J’ai été très touchée par ton réflexe de photographier ton père dans les instants où tu le trouves beau, et je t’inviterais, puisque vous semblez avoir une belle relation, à le lui dire. À partager avec lui, si tu le sens réceptif, les pensées qui t’habitent et les émotions qu’elles évoquent chez toi. On n’est pas très bien outillés pour parler de la mort, mais je crois qu’on gagnerait à le faire davantage. Parce que parler de la mort, c’est une occasion de parler vrai.
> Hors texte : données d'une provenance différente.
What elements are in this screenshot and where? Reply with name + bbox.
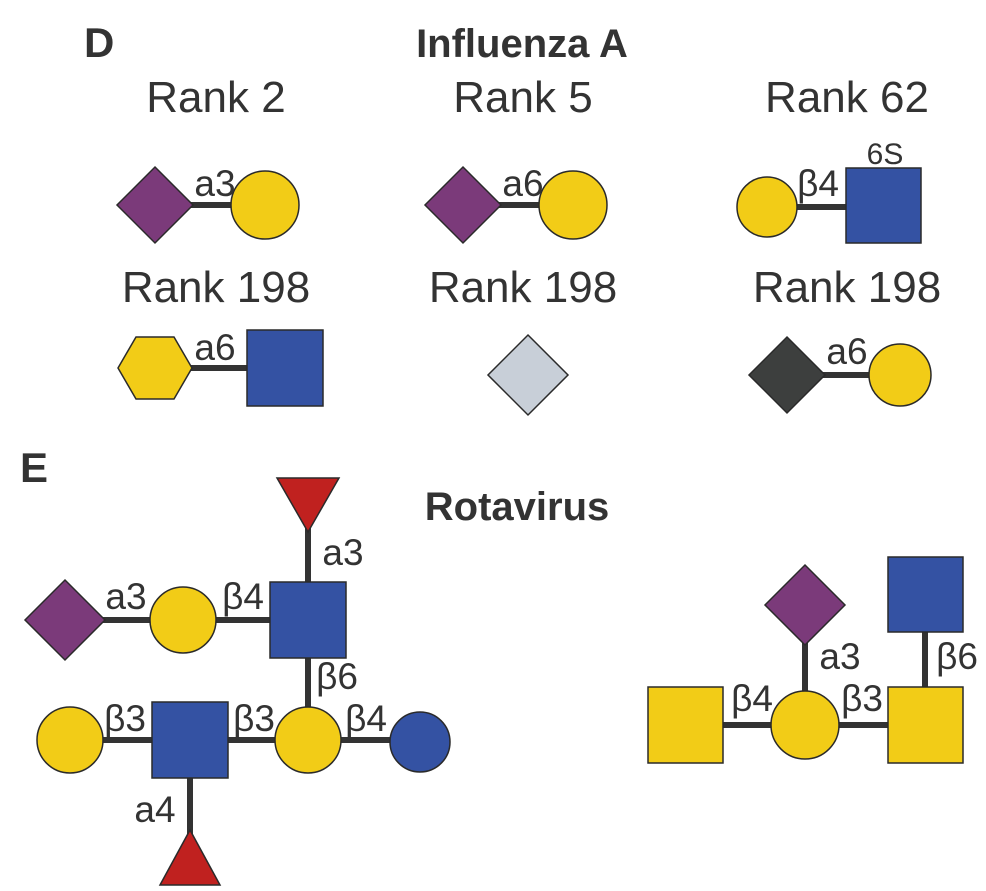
linkage-label: a3	[105, 576, 146, 617]
linkage-label: β4	[797, 163, 839, 204]
sulfation-label: 6S	[867, 138, 904, 171]
panel-e-title: Rotavirus	[425, 485, 610, 529]
bottom-glcnac-square	[151, 701, 229, 779]
influenza-glycan-rank-198-c: Rank 198 a6	[747, 263, 941, 415]
linkage-label: a3	[322, 532, 363, 573]
galactose-circle	[230, 170, 300, 240]
glcnac-square	[269, 581, 347, 659]
rank-label: Rank 198	[122, 263, 310, 312]
bottom-left-galactose-circle	[36, 706, 104, 774]
galactose-circle	[149, 586, 217, 654]
linkage-label: β3	[841, 678, 883, 719]
influenza-glycan-rank-198-b: Rank 198	[429, 263, 617, 417]
rank-label: Rank 198	[753, 263, 941, 312]
panel-d: D Influenza A Rank 2 a3 Rank 5 a6 Rank 6…	[84, 19, 941, 417]
rank-label: Rank 2	[146, 73, 285, 122]
top-fucose-triangle	[275, 477, 341, 534]
linkage-label: β4	[345, 698, 387, 739]
light-grey-diamond	[486, 333, 570, 417]
panel-d-title: Influenza A	[416, 22, 628, 66]
linkage-label: a3	[194, 163, 235, 204]
rotavirus-glycan-right: a3 β6 β4 β3	[647, 556, 978, 764]
panel-d-letter: D	[84, 19, 114, 66]
rank-label: Rank 198	[429, 263, 617, 312]
linkage-label: β6	[316, 656, 358, 697]
linkage-label: β6	[936, 636, 978, 677]
core-galactose-circle	[274, 706, 342, 774]
glcnac-square	[845, 167, 922, 244]
glcnac-square	[246, 329, 324, 407]
linkage-label: β3	[233, 698, 275, 739]
rank-label: Rank 62	[765, 73, 929, 122]
right-yellow-square	[887, 686, 964, 764]
glcnac-square	[887, 556, 964, 633]
linkage-label: a4	[134, 789, 175, 830]
influenza-glycan-rank-62: Rank 62 β4 6S	[736, 73, 929, 244]
galactose-circle	[770, 690, 840, 760]
rank-label: Rank 5	[453, 73, 592, 122]
left-yellow-square	[647, 686, 724, 764]
sialic-acid-diamond	[23, 578, 107, 662]
influenza-glycan-rank-2: Rank 2 a3	[115, 73, 300, 245]
panel-e: E Rotavirus a3 a3 β4 β6 β3 β3 β4 a4	[20, 444, 978, 886]
linkage-label: a6	[826, 331, 867, 372]
sialic-acid-diamond	[115, 165, 195, 245]
galactose-circle	[538, 170, 608, 240]
linkage-label: a6	[502, 163, 543, 204]
sialic-acid-diamond	[763, 563, 847, 647]
sialic-acid-diamond	[423, 165, 503, 245]
linkage-label: β4	[731, 678, 773, 719]
yellow-hexagon	[117, 336, 193, 400]
bottom-fucose-triangle	[158, 828, 222, 886]
linkage-label: β4	[222, 576, 264, 617]
influenza-glycan-rank-5: Rank 5 a6	[423, 73, 608, 245]
influenza-glycan-rank-198-a: Rank 198 a6	[117, 263, 324, 407]
blue-circle	[389, 711, 451, 773]
dark-grey-diamond	[747, 335, 827, 415]
linkage-label: a6	[194, 327, 235, 368]
panel-e-letter: E	[20, 444, 48, 491]
linkage-label: a3	[819, 636, 860, 677]
linkage-label: β3	[104, 698, 146, 739]
rotavirus-glycan-left: a3 a3 β4 β6 β3 β3 β4 a4	[23, 477, 451, 886]
galactose-circle	[868, 343, 932, 407]
galactose-circle	[736, 176, 798, 238]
Ce n’est pas le sujet de conversation le plus léger, je te le concède, mais les échanges les plus riches sont parfois les plus lourds; lourds de sens, lourds de signification. Je parle souvent, dans ma pratique, du fait d’amasser des souvenirs, des mots, des moments et des images qui nous font du bien pour les mettre dans notre banque affective afin de pouvoir les revisiter quand la personne nous aura quittés. Quand on est en deuil véritable, pouvoir aller piger dans cette réserve fait toute la différence, si elle est remplie de moments vrais. Car le sentiment de vide qui caractérise le deuil n’est que plus grand lorsqu’il est rempli de regrets, d’occasions manquées et de questions sans réponse. On n’est jamais entièrement préparé à la perte d’un être cher, mais on gagnera toujours à apprendre à le connaître réellement pendant qu’il est en vie. Les parents ne se racontent pas toujours, mais sont généralement heureux de répondre à nos questions: comment c’était, pour toi, quand tu avais mon âge? Ta vie est-elle à l’image de celle dont tu rêvais? De quoi es-tu le plus et le moins fier? Comment aimerais-tu que je me souvienne de toi?

La parole, selon moi, ouvre la possibilité d’une rencontre encore plus précieuse: elle ouvre la relation, la réflexion, la confidence, le souvenir. Aussi douce-amère soit-elle, cette prise de conscience de l’amour que tu portes à ton père, cet être mortel, est selon moi un cadeau. Parce qu’elle survient tandis qu’il est en santé, bien vivant, et qu’il vous reste sans doute de nombreuses années devant vous.

Voici donc mon conseil: parle avec ton père. Photographie-le, immortalise son essence, et dis-lui pourquoi tu le fais. Dis-lui qu’il va te manquer, que tu le trouves beau, que tu as peur de le perdre, que ce moment est l’un de ceux dont tu veux te souvenir. Dis-lui pourquoi tu l’aimes. Bâtis avec lui cet héritage affectif qui, lui, restera avec toi, bien vivant, pour toujours.